With a perfect detector and readout electronics, the signal in any given readout would differ from that in the previous readout only as a result of detected photons. In reality, the readout electronics imposes its own signal on top of this. In its simplest form, the amplifiers add a constant value to each pixel, and this constant value is different from amplifier to amplifier in a given group, and varies from group to group for a given amplifier. The magnitude of this variation is of the order of a few counts. In addition, superposed on this signal is a variation that is mainly with row number that seems to apply to all amplifiers within a group.

The refpix step corrects for these drifts by using the reference pixels. NIR detectors have their reference pixels in a 4-pixel wide strip around the edge of the detectors that are completely insensitive to light, while the MIR detectors have 4 columns (1 column for each amplifier) of reference pixels at the left and right edges of the detector. They also have data read through a fifth amplifier, which is called the reference output, but these data are not currently used in any refpix correction.
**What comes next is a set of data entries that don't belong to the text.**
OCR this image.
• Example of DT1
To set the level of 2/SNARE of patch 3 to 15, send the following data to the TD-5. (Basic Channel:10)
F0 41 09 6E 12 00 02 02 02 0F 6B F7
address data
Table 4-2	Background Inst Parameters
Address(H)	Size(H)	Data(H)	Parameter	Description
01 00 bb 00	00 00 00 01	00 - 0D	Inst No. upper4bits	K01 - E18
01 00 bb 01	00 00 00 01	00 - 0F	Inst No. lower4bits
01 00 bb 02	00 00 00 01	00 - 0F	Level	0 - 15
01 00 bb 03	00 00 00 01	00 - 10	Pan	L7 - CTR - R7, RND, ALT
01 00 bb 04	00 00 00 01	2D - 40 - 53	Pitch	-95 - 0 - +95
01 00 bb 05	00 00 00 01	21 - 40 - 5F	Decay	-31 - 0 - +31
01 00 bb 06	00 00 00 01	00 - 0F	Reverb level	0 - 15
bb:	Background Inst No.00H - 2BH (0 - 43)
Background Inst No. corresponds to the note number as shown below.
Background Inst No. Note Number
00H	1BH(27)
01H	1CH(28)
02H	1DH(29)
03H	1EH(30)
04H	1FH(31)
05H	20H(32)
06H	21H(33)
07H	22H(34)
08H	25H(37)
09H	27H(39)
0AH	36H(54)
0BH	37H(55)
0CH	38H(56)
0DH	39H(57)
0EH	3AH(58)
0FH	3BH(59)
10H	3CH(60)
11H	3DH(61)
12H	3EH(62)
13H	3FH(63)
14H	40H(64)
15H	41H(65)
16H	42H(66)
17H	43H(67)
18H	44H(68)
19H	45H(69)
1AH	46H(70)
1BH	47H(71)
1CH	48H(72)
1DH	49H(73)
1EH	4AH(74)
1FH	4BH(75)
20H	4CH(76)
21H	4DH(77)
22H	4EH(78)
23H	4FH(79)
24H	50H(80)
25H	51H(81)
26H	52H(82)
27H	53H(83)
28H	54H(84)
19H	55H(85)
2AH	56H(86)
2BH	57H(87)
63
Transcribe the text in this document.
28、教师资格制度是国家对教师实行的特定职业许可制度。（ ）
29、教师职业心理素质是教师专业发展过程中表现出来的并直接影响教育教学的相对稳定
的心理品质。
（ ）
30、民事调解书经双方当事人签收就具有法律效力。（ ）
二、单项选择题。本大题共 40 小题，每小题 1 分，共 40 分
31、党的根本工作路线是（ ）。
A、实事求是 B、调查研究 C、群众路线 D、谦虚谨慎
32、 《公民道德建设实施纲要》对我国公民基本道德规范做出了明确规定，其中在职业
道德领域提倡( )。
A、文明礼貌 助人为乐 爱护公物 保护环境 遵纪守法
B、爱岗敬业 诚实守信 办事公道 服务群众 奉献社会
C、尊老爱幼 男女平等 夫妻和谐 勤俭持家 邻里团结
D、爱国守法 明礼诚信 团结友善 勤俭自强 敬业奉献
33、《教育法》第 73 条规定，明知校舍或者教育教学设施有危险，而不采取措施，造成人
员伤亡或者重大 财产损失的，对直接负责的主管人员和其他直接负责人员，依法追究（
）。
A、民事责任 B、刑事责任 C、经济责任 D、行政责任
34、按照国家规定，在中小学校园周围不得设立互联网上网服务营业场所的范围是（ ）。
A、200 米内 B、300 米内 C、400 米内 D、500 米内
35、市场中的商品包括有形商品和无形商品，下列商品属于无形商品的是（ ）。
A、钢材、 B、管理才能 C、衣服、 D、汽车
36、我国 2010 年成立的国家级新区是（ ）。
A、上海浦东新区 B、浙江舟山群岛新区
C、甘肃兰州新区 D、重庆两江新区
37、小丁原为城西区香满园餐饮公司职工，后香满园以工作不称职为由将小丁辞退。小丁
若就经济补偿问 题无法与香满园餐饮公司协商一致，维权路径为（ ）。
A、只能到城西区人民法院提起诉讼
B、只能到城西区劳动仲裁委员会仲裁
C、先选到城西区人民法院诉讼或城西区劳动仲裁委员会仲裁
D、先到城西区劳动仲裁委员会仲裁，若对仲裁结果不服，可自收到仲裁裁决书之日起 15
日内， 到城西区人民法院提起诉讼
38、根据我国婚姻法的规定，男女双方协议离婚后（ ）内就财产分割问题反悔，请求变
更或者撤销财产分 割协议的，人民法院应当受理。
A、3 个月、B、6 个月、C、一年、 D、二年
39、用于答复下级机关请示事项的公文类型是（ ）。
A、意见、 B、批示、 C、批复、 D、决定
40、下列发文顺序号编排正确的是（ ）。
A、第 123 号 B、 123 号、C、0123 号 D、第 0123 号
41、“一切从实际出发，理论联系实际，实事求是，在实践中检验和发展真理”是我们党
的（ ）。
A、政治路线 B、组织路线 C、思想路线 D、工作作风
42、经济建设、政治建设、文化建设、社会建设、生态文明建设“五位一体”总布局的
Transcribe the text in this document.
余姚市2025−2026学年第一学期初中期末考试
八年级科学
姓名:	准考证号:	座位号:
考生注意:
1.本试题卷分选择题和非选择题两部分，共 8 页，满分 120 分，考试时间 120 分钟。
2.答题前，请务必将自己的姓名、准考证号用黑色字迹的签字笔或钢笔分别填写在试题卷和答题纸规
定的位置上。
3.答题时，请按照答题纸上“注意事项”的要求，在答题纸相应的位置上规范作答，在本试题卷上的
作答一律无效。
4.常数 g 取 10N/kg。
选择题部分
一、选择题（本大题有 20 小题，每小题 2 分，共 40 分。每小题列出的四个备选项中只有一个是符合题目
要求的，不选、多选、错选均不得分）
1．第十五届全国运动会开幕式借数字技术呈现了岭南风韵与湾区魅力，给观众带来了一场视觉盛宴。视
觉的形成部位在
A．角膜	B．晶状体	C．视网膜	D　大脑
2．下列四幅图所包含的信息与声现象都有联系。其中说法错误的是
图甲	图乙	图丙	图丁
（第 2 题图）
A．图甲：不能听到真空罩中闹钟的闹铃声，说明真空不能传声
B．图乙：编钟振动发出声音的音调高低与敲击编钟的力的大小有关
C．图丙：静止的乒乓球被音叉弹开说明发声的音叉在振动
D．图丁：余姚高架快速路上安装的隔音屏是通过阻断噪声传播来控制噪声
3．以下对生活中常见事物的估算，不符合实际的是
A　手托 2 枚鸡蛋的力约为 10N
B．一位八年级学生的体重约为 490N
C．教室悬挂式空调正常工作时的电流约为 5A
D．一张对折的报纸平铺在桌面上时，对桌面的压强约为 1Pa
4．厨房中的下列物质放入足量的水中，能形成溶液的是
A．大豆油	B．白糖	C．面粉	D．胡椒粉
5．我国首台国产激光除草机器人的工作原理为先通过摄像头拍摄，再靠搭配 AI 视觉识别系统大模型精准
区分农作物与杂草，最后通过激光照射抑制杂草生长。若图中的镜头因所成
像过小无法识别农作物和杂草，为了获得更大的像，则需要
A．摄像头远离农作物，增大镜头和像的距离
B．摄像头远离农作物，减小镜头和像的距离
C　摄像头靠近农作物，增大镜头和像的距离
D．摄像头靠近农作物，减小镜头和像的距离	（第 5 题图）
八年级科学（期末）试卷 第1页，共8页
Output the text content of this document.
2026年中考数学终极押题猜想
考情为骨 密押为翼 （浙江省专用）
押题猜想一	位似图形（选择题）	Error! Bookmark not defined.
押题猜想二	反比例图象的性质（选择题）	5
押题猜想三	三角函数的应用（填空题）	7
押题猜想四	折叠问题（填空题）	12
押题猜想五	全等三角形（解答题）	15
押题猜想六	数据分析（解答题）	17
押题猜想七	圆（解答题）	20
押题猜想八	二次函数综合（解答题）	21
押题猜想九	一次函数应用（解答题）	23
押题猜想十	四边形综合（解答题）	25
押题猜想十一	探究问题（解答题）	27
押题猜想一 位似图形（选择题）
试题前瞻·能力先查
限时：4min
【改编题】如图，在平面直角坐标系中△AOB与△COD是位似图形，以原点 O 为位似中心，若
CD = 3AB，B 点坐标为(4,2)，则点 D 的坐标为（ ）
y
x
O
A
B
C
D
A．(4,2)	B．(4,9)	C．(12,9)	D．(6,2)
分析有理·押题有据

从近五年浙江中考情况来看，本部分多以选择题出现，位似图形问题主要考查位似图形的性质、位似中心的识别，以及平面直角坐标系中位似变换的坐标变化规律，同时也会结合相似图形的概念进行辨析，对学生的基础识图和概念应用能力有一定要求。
The effect is more pronounced for the NIR detectors than for the MIR detectors.

Input details

The input file must be a 4-D ramp and it should contain both a science (SCI) extension and a pixel data quality (PIXELDQ) extension. The PIXELDQ extension is normally populated by the dq_init step, so running that step is a prerequisite for the refpix step.

Algorithms

The algorithms for the NIR and MIR detectors are somewhat different. An entirely different algorithm for NIRSpec IRS2 readout mode is described in NIRSpec IRS2 Readout Mode.

NIR Detector Data

The data from most detectors will have been rotated and/or flipped from their detector frame in order to give them the same orientation and parity in the telescope focal plane. The first step is to transform them back to the detector frame so that all NIR and MIR detectors can be treated equivalently.
It is assumed that a superbias correction has been performed.
For each integration and for each group:
1. Calculate the mean value in the top and bottom reference pixels. The reference pixel means for each amplifier are calculated separately, and the top and bottom means are calculated separately. Optionally, the user can choose to calculate the means of odd and even columns separately by using the --odd_even_columns step parameter, because evidence has been found that there is a significant odd-even column effect in some datasets. Bad pixels (those whose DQ flag has the “DO_NOT_USE” bit set) are not included in the calculation of the mean.
2. The mean is calculated as a clipped mean with a 3-sigma rejection threshold using scipy.stats.sigmaclip().
3. Average the top and bottom reference pixel mean values.
4. Subtract each mean from all pixels that the mean is representative of, i.e., by amplifier and using the odd mean for the odd pixels and even mean for even pixels if this option is selected.
5. If the --use_side_ref_pixels option is selected, use the reference pixels up the side of the A and D amplifiers to calculate a smoothed reference pixel signal as a function of row. A running median of height set by the step parameter side_smoothing_length (default value 11) is calculated for the left and right side reference pixels, and the overall reference signal is obtained by averaging the left and right signals. A multiple of this signal (set by the step parameter side_gain, which defaults to 1.0) is subtracted from the full group on a row-by-row basis. Note that the odd_even_rows parameter is ignored for NIR data when the side reference pixels are processed. If the --refpix_algorithm option is set to 'sirs', the Simple Improved Reference Subtraction (SIRS) method will be used instead of the running median. The SIRS revision uses the left and right side reference pixels as described in Rauscher2022. This implementation uses a mathematically equivalent formulation using convolution kernels rather than Fourier transforms, with the convolution kernel truncated where the weights approach zero. There are two convolution kernels for each readout channel, one for each of the left and right reference pixels. These kernels are the Fourier transforms of the weight coefficients (further description in the paper). The approach implemented here makes nearly optimal use of the reference pixels. It reduces read noise by 5-10% relative to a running median filter of the reference pixels, and reduces 1/f “striping” noise by a larger factor than this.
6. Transform the data back to the JWST focal plane, or DMS, frame.

MIR Detector Data

MIR data are always in the detector frame, so no flipping/rotation is needed.
Subtract the first group from each group within an integration.
For each integration, and for each group after the first:
1. Calculate the mean value in the reference pixels for each amplifier. The left and right side reference signals are calculated separately. Optionally, the user can choose to calculate the means of odd and even rows separately using the --odd_even_rows step parameter, because it has been found that there is a significant odd-even row effect. Bad pixels (those whose DQ flag has the “DO_NOT_USE” bit set) are not included in the calculation of the mean. The mean is calculated as a clipped mean with a 3-sigma rejection threshold using scipy.stats.sigmaclip(). Note that the odd_even_columns, use_side_ref_pixels, side_smoothing_length, and side_gain parameters are ignored for MIRI data.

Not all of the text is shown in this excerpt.